We applied the following parameter tuning:
-XX:ConcGCThreads=12
-XX:InitiatingHeapOccupancyPercent=50
The number of GC threads running concurrently with the application (-XX:ConcGCThreads) was increased from 4 to 12. The lower this value, the higher the application throughput, but too low will make GC take too long. When the concurrent GC cycle is too long, increasing the number of GC threads can help. However, this reduces the number of threads available for application logic, which will impact throughput.

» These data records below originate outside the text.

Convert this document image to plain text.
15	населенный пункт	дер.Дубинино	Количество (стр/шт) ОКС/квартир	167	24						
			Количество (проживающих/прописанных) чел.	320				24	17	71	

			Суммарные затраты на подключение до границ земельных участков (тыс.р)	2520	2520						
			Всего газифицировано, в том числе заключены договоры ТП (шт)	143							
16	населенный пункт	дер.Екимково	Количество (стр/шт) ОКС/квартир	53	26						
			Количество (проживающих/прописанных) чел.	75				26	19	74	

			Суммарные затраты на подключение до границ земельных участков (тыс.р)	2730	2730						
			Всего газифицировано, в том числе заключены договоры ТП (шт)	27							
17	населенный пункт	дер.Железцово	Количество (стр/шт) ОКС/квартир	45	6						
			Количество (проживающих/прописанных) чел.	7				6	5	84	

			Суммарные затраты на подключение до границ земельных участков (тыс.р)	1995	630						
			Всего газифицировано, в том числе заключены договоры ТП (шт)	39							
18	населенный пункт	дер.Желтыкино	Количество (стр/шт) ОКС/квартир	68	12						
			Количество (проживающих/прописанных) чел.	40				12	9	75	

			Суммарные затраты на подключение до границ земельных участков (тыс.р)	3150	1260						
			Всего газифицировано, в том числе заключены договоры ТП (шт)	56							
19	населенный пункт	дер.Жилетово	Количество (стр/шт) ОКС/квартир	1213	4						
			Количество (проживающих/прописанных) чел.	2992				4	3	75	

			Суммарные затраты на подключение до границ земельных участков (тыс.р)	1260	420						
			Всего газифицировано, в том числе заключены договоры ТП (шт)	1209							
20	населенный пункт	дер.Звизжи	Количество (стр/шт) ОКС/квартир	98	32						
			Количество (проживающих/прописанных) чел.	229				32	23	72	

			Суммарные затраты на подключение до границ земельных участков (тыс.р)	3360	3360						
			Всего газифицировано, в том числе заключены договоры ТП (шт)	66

For offline data sync scenarios, avoiding FullGCs is more important, making this parameter crucial.
Concurrent marking threshold for the old generation (-XX:InitiatingHeapOccupancyPercent) increased from 45% to 50%, triggering concurrent marking earlier and improving MixedGC performance.
JVM parameters after the third optimization:
-Xms42g
-Xmx42g
-XX:+HeapDumpOnOutOfMemoryError
-XX:HeapDumpPath=/tmp/seatunnel/dump/zeta-server
-XX:MaxMetaspaceSize=8g
-XX:+UseG1GC
-XX:+PrintGCDetails
-Xloggc:/alidata1/za-seatunnel/logs/gc.log
-XX:+PrintGCDateStamps
-XX:MaxGCPauseMillis=5000
-XX:InitiatingHeapOccupancyPercent=50
-XX:+UseStringDeduplication
-XX:GCTimeRatio=4
-XX:G1ReservePercent=15
-XX:ConcGCThreads=12
-XX:G1HeapRegionSize=32M
JVM Tuning References:
- https://docs.oracle.com/javase/8/docs/technotes/guides/vm/gctuning/g1_gc_tuning.html#sthref56
- https://docs.oracle.com/javase/8/docs/technotes/guides/vm/gctuning/g1_gc.html#pause_time_goal
- https://zhuanlan.zhihu.com/p/181305087
- https://blog.csdn.net/qq_32069845/article/details/130594667
Optimization Results
Since the configuration was optimized on April 26, no cluster split-brain incidents have occurred, and service availability monitoring shows all nodes have returned to normal.
After the JVM tuning on April 30, during the May Day holiday, we achieved zero FullGCs on three nodes, and no further stalling or anomalies were detected in the system’s health check interfaces.
Although this came at the cost of some application thread throughput, we ensured the stability of the cluster, laying a solid foundation for the internal large-scale rollout of Zeta.